The American Heart Association guidelines suggest that BP cuffs should be 80% of the circumference of the user’s arm and 40% of the width (54). Due to conical upper arms, obese people exhibit inaccurate BPMs when conventional cuffs are used (55–58). When cuff width decreases, BPM accuracy reduces because it may not be possible to ensure complete occlusion of wrist radial and ulnar arteries during cuff inflation (48, 59). Therefore, it is important to establish a good airbag structure design for current measurement site in assessment of miniaturized BPM devices.

Generally, studies on structural sizes of the airbag are based on hydrodynamic pressures (60), assuming that the arm can be approximated as a rotating symmetric long cylinder of linear elastic and incompressible materials, including rigid bones and tissues. It is necessary to clarify under what circumstances the arterial pressure is equal to static pressure applied at the balloon. Ursino and Cristalli (61) proposed a biomechanical model for simulating pressure transfer from the air sac to the brachial artery in the soft tissue of the arm, and evaluated the accuracy of BPM under positive/negative wall pressure. Liu et al. (49) established a bone tissue model by assuming that the limb segment wrapped in cuffs was a thick cylinder of a rigid body mixed with tissues. They simulated pressure distribution in the tissue (fat was simplified as part of a homogeneous arm tissue) and evaluated the feasibility of BPM using a small balloon structure. The traditional cuff design uses a single cuff to surround the test site. Recently, OmRon (59) designed a technical route that assigns the wrist artery compression function and the wrist surface pressure detection function to two independent cuffs, focusing on solving the challenge that the narrow cuff requires better internal pressures to block the artery and reduce the robustness of pressure shock wave as displayed in Figure 2.

FIGURE 2

(A) Working principle and chain of events of cuff-based oscillometric BPM; (B) Simulation of pressure distribution in the tissue, scatter plot of the measured MBP and bone-tissue volume ratio when the true MBP was assumed to be 85 mmHg; (C) Cross-sectional view of cuff structure. X-ray CT image of a sensing cuff bent under pressure of approximately 300 mmHg when a wrist simulator was compressed. The dotted lines are used to distinguish between different contents.

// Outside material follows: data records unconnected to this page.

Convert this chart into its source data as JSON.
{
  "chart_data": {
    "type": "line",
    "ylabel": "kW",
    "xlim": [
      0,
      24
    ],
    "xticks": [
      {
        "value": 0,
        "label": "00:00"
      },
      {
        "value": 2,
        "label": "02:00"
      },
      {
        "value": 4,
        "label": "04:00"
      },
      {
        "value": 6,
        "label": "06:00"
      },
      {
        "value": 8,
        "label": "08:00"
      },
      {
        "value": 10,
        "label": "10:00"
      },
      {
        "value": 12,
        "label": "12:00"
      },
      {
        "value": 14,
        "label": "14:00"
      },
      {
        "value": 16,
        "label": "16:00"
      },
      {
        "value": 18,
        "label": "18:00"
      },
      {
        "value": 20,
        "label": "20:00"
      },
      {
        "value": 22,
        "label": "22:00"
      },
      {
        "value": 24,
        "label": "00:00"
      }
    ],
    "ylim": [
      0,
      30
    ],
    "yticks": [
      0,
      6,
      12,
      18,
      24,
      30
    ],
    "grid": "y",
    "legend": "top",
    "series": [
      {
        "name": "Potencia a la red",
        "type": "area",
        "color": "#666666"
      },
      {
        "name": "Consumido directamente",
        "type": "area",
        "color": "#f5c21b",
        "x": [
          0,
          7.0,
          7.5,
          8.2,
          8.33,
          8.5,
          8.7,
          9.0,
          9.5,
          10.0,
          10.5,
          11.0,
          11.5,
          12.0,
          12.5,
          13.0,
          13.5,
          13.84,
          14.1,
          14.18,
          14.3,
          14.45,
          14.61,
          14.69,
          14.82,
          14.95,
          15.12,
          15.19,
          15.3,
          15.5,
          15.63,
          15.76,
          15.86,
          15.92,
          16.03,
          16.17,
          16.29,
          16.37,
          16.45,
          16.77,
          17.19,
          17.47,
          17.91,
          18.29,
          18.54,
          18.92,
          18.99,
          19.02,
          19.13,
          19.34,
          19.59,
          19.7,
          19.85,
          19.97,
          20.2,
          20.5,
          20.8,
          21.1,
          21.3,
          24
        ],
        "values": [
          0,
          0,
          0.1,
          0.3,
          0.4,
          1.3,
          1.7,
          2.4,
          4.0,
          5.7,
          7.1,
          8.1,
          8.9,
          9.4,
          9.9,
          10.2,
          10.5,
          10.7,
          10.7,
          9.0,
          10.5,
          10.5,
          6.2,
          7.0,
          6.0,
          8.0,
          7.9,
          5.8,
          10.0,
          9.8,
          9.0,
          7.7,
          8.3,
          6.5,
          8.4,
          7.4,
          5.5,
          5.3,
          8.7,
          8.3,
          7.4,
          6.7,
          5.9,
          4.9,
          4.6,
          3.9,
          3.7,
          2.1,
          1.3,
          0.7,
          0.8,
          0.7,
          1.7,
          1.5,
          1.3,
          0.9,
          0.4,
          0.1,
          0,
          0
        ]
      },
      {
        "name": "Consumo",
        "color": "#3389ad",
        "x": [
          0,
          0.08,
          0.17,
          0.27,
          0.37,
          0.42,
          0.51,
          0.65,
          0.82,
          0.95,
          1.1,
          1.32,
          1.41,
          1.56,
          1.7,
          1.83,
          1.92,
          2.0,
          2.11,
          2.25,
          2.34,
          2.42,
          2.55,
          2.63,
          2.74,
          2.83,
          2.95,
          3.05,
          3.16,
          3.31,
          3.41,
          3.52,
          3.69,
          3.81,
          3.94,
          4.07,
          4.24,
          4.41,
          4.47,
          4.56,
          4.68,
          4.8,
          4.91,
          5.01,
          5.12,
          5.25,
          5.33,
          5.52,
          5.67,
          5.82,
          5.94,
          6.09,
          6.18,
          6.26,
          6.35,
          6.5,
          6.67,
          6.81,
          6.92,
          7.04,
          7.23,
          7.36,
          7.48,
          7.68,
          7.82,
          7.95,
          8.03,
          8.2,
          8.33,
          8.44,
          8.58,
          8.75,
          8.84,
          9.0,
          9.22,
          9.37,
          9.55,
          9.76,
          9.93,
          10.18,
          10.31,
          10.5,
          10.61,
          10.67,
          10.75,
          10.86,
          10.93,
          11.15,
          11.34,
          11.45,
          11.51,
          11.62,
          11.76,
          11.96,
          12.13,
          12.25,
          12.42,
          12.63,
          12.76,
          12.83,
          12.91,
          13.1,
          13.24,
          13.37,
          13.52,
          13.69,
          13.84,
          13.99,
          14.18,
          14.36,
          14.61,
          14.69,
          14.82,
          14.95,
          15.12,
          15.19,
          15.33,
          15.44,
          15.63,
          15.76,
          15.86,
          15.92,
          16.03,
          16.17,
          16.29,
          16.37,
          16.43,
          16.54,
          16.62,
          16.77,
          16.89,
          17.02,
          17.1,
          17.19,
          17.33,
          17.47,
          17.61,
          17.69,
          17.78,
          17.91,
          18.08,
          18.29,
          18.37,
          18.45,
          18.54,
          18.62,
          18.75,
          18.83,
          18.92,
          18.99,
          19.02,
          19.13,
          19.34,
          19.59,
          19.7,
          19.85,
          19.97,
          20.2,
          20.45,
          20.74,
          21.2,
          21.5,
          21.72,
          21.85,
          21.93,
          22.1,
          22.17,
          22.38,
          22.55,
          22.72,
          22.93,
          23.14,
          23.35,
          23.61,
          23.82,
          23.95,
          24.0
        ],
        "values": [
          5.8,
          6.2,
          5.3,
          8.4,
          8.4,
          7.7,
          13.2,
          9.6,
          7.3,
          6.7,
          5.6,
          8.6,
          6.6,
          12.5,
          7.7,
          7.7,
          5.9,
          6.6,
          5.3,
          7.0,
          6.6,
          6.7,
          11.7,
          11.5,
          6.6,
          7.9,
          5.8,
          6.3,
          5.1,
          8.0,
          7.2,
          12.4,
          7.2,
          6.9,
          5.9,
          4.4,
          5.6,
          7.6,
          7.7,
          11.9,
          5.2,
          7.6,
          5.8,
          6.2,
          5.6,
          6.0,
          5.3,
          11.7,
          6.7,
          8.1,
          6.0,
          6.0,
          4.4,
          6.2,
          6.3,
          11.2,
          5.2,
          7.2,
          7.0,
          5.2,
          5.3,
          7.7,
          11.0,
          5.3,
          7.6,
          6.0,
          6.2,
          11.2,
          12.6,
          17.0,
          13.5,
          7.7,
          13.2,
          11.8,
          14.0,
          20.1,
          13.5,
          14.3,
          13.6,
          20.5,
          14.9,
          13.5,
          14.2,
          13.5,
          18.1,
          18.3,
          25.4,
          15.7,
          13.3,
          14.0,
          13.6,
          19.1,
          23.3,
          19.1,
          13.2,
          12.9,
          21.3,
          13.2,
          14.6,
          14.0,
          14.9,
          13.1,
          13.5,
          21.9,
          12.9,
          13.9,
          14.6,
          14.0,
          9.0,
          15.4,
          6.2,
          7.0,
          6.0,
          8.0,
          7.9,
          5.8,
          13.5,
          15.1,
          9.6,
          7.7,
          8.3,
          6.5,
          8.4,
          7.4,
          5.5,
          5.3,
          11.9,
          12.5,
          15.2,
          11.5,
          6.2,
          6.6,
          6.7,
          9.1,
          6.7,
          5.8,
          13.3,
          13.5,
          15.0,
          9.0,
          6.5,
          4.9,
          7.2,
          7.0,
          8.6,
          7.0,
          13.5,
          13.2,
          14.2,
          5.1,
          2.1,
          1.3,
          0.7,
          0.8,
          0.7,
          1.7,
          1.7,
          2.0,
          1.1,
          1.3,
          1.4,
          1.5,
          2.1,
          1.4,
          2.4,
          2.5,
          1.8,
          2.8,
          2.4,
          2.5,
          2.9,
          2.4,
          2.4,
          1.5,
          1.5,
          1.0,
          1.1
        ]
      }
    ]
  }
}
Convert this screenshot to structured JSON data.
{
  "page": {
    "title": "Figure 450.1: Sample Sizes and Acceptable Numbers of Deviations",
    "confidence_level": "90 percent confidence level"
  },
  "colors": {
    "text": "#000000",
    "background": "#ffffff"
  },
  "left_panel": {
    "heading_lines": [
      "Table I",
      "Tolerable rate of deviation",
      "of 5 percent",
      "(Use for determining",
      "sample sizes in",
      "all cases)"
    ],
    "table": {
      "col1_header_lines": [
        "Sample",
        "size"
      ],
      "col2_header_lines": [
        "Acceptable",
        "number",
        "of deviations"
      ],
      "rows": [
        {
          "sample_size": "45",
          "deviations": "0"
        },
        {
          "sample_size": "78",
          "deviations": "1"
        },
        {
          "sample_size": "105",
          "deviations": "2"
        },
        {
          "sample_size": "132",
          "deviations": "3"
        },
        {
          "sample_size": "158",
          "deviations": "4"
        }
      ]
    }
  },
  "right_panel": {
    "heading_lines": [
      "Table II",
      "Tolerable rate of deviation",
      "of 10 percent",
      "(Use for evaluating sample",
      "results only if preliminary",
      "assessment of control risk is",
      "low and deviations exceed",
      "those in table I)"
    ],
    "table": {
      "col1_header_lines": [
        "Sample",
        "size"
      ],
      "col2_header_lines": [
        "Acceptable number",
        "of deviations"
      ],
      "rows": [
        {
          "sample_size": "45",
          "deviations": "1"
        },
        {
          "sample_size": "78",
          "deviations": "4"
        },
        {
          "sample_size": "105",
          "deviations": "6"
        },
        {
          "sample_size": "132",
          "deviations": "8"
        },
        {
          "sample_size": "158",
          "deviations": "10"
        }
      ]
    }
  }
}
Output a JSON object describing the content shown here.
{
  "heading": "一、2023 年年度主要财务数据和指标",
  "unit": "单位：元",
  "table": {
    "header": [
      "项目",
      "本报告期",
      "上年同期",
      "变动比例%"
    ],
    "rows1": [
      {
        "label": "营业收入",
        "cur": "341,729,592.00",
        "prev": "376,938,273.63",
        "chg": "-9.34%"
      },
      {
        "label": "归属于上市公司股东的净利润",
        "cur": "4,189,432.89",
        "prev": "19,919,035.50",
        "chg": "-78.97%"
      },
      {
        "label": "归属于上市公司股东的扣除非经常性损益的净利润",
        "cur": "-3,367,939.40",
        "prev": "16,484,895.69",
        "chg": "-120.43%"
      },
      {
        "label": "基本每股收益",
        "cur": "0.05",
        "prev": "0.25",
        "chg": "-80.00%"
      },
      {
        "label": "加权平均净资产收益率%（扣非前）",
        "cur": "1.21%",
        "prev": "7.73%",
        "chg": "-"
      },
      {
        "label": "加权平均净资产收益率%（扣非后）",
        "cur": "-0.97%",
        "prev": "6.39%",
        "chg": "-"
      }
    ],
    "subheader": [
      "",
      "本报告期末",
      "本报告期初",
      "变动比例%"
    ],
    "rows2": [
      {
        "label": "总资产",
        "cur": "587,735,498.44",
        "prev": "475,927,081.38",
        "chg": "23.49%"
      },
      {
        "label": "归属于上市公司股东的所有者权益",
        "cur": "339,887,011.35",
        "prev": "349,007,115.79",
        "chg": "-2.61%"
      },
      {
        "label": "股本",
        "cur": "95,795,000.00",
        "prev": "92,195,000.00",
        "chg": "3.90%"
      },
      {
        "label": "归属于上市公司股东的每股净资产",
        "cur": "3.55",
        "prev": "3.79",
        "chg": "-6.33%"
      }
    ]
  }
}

An important basis for implementation of oscillographic BPM techniques is that the artery is at zero transmural pressure, and blood volume pulsation is at its maximum. At this time, it is assumed that extravascular pressure is equal to cuff pressure, while the cuff pressure corresponding to the maximum cuff pressure oscillation is equal to mean pressure (62, 63). A good balloon design is aimed at realizing zero-span wall pressure. Whether single or multiple balloons, it is necessary to consider the physiological structure of the position applied by the balloon. Under good comfort, arterial closure of the position to be tested is effectively realized. On this basis, the size design of the balloon has the potential for miniaturization (9, 27, 64).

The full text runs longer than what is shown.